The Three Components of Real-Time Artificial Intelligence Decision-Making
Data by itself doesn’t have any real business value. A growing number of innovative companies are turning to artificial intelligence to unlock the full potential of big data.
The advent of big data has unlocked a vast library of new business insights for enterprises. In the past, companies had only their own performance record to inform major business decisions. Now, they can collect virtually limitless customer and user data from a number of sources.
But data by itself doesn’t provide significant business value — that’s why so many companies are turning to artificial intelligence tools to process, organize, and analyze mountains of collected information. By attaching operational machine learning to large data sets, companies are empowered to optimize their data resources, solve complex business issues, and inform ongoing business decisions. Data Informed recently unpacked the three core AI capabilities that support real-time decision making: the decision service, the learning service, and the decision management interface.
Three Core Artificial Intelligence Capabilities
First, every AI decision-making platform must contain a decision service — or rules engine — that determines an array of possible outcomes. Decision services isolate the logic behind business decisions, separating it from business processes. It accepts decision requests, applies business filters to decision sets, determines outcomes through predictive analytics, and returns optimized results back to the business process.
Learning services, by contrast, improve the AI’s statistical predictions and categorizations through machine or statistical learning. Essentially, the learning service allows the AI to analyze its past decisions and further optimize future moves based on previous results.
Lastly, the platform also requires a decision management interface. According to Data Informed, this interface “allows [the] business to define and update a decision set and/or decision set metadata, define business rules, and define a segmented decision-making strategy that includes rules, predictive analytics, and other key decision metrics.” The goal of the interface is to improve business outcomes by increasing precision, consistency, and agility of decisions.
Artificial Intelligence in Practice
Many financial firms already employ AI systems to handle a number of complex decision-making processes — from trading to loan underwriting. Since the late 70s, investors have utilized algorithmic trading, also called automated trading systems, to inform their decisions on when to buy and sell stocks. Much has changed in the last four decades, but these systems still combine predictive analytics and machine learning to handle thousands of trades every day in a process called high-frequency trading.
AI has also found its way into medical facilities worldwide. As more healthcare providers transition to digital record-keeping, the amount of medical data available for analysis has grown exponentially. Doctors now leverage data and artificial intelligence to inform patient diagnosis, prognosis, and treatment options. Memorial Sloan Kettering’s oncology department recently used AI to merge their data on cancer patients in order to narrow down a limitless list of potential treatments to a few good options for clinicians everywhere.

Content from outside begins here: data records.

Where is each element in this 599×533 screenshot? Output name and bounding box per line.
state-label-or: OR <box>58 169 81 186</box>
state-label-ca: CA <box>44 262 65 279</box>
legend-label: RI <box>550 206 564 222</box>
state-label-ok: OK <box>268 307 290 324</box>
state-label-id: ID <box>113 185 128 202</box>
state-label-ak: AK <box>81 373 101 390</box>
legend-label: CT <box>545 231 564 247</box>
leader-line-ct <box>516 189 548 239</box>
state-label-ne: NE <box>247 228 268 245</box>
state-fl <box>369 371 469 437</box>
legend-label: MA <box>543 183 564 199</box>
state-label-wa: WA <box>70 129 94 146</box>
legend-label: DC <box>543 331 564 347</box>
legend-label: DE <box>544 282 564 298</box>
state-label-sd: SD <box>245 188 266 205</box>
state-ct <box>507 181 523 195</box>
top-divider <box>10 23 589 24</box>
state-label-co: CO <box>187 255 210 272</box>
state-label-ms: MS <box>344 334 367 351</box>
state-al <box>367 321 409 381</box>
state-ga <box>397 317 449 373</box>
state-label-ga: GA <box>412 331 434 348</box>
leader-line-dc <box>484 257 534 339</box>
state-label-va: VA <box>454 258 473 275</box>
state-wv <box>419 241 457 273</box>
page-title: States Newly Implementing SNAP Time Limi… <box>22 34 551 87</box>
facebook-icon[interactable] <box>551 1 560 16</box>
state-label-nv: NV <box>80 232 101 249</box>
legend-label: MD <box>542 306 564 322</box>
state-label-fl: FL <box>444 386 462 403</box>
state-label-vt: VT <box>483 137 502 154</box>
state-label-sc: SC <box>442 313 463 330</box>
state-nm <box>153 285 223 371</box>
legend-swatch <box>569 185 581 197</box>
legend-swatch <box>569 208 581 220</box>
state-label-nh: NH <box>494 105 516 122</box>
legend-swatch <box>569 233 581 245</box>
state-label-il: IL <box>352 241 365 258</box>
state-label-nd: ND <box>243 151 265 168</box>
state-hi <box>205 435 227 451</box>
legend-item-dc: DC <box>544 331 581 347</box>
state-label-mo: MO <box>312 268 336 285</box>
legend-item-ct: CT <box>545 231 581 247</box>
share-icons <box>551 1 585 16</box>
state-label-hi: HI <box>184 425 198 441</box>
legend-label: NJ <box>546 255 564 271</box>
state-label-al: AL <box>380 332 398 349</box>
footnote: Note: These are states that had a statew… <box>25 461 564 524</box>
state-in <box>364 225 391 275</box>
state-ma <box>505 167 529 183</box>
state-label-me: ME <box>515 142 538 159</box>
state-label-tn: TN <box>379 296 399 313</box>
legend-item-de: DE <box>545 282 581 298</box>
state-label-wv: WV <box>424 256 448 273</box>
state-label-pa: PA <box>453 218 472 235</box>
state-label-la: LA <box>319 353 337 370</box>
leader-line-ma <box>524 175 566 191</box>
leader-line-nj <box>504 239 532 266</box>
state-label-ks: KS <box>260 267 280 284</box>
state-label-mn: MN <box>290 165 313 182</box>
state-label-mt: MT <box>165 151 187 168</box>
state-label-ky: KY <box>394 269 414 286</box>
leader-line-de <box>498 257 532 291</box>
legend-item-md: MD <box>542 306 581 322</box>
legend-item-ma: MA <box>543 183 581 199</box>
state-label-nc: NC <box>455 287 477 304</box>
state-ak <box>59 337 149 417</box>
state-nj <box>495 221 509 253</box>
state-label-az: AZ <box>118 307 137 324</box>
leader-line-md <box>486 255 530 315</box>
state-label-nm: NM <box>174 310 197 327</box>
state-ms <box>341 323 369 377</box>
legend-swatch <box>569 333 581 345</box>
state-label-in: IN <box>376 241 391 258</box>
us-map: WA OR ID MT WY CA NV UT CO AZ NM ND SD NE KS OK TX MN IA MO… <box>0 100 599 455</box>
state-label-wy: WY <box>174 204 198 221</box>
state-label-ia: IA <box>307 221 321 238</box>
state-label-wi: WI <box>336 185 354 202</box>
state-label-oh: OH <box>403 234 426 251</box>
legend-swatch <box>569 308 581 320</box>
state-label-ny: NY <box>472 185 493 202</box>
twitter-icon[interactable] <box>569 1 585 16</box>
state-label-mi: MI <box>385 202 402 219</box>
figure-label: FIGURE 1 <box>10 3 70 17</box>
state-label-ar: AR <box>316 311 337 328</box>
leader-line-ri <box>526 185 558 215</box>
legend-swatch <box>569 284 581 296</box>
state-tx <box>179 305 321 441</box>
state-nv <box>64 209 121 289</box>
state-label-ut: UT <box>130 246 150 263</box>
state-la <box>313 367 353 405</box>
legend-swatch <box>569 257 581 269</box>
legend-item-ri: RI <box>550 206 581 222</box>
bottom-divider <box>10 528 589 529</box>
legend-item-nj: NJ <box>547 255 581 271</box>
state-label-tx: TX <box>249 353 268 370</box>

Artificial Intelligence in Marketing
Marketers have also found ways to leverage predictive analytics and AI-based decision-making platforms to craft high-impact advertising campaigns across dozens of digital channels. Albert™, the world’s first AI-driven marketing platform, uses AI principles to autonomously purchase media, target specific audiences, and optimize campaigns across both paid and unpaid channels in real-time. Rather than crunching numbers — or even worse, outright guessing — advertisers simply set rules and parameters for Albert to follow, and he does the rest.
No human could ever parse through the large amounts of information modern companies are able to collect. The growth of big data across industries will continue to necessitate advanced artificial intelligence applications to drive valuable results.